We have developed and implemented novel methods and approaches for causal analyses of complex disease. We have developed a modified approach to Mendelian Randomization to isolate causal influences among a set of correlated risk factors for plasma lipids and coronary artery disease (CAD) (Do et al. Nature Genetics. 2013). We applied this approach to investigate the causal influence of plasma triglycerides on CAD. This approach utilizes estimates of the effect sizes of genetic variants obtained from a meta-analysis of association results from the latest genome-wide association study for plasma lipids and CAD. We discovered, using a model accounting for effects on low-density lipoprotein cholesterol (LDL-C) and/or high-density lipoprotein cholesterol (HDL-C), that the strength of a polymorphism’s effect on triglyceride levels is correlated with the magnitude of its effect on CAD risk. These results provide evidence that triglyceride-rich lipoproteins may causally influence risk for CAD and suggest that scientists developing therapeutic targets for CAD should focus in part on plasma triglycerides.

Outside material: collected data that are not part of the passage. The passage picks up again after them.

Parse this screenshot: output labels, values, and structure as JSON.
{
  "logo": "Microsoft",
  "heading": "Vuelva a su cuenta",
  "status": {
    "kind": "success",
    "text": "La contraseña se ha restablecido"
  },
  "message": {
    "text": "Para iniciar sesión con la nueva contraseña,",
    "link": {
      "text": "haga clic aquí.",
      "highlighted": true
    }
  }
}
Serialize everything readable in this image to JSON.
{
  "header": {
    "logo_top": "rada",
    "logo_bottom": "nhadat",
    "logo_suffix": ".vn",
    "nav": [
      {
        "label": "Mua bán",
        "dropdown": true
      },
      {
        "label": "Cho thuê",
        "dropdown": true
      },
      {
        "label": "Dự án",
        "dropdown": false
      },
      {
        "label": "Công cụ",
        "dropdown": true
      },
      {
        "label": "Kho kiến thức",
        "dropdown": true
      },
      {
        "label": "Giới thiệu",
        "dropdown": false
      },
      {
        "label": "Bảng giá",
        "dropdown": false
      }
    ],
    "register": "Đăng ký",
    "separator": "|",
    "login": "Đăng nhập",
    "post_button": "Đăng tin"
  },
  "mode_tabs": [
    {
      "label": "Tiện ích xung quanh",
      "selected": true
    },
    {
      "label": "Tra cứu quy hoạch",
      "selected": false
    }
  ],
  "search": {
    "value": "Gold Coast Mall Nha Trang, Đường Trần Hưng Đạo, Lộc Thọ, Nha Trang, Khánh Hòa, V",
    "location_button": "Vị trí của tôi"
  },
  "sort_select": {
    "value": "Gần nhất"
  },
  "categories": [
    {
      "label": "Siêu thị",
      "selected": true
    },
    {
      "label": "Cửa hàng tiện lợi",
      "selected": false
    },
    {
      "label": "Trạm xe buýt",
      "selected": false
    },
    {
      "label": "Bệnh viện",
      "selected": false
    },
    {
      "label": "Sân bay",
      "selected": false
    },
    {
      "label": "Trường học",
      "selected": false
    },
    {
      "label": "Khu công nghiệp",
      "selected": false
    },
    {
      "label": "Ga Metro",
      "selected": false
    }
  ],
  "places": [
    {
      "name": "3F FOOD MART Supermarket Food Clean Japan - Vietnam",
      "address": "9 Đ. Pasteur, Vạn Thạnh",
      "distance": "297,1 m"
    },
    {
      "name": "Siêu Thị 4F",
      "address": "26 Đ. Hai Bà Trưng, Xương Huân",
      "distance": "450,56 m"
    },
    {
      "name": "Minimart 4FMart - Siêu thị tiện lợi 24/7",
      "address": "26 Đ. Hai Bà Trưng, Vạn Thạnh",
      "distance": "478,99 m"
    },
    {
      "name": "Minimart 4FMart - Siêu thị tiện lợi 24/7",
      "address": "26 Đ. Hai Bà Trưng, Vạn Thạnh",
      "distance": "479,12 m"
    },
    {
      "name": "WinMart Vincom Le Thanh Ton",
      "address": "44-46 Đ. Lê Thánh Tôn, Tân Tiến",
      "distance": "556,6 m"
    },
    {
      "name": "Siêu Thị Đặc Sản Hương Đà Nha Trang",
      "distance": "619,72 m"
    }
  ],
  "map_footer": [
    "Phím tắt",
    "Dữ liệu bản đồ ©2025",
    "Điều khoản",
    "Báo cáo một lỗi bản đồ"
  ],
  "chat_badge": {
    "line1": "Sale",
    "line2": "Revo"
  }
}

We have utilized sequencing data generated from various medical genetics projects to pursue questions in population genetics. The Exome Sequencing Project showed that the majority of coding variation in the human genome is rare and deleterious. Furthermore, the study demonstrated that there is an overabundance of rare coding variation beyond what we would expect in theory and that this can be best explained by a population having undergone recent, accelerated growth. Building on this work, we developed a population genetics framework that uses the accumulation of deleterious coding mutations in both ancient and modern humans to make inferences about the role of natural selection in diverse sets of human populations and show that there is no evidence that natural selection has been less effective at removing deleterious mutations in Europeans than in West Africans (Do et al. Nature Genetics. 2015) Furthermore, we have shown that our framework can be used as a test to determine the mode of selection for genesets (Balick et al. PLOS Genetics. 2015).
We have used exome sequencing to discover new genes related to blood lipids and heart attack. We constructed one of the first robust statistical pipelines for analyzing exome sequencing data in families with Mendelian lipid disorders and discovered compound heterozygote nonsense mutations in the ANGPTL3 gene as a cause of familial combined hypolipidemia (Musunuru*, Pirruccello*, Do* et al.New England Journal of Medicine, 2010). We expanded upon this work by constructing an analytical pipeline to process exome sequencing data for 10,000 cases and controls for heart attack as part of the National Heart, Lung and Blood Institute Exome Sequencing Project (ESP). Using this analytical pipeline, we identified a burden of rare mutations in the APOA5 and LDLR gene as conferring risk for heart attack (Do*, Stitziel*, Won* et al. Nature. 2015). This finding provides proof of principle that exome sequencing can be used to discover rare mutations that contribute risk to a complex disease. As result of this research, we have also contributed insights to the literature on how best to design and conduct rare variant association studies (Do et al. Human Molecular Genetics. 2012).
We have systematically investigated the biological link between genetic variants associated with MI/CAD risk and their impacts on gene function (Won et al. PLOS Genetics, 2015). We examined the molecular consequences of CAD-associated common variants by integrating findings from genome-wide association studies for CAD with functional genomics data from the NHGRI ENCODE Project and NIH Roadmap Epigenomics Project. We partitioned the genetic risk of MI/CAD into different categories, to discern drivers in specific cell types that may biologically influence MI/CAD. We investigated components of polygenicity and heritability in distinct genomic compartments and across diverse cell types within three histone modification marks. We found that: (1) genetic variants residing in noncoding regions flanking protein-coding genes make up a large proportion of the heritability for MI/CAD; (2) association signals are enriched in histone modification marks; and (3) clear cell-type specific effects emerged with genetic effects of MI/CAD-associated SNPs being enhanced in adipocyte, brain and spleen cell lines. These results highlight the role of tissue-specific regulatory mechanisms in the genetic etiology of MI/CAD.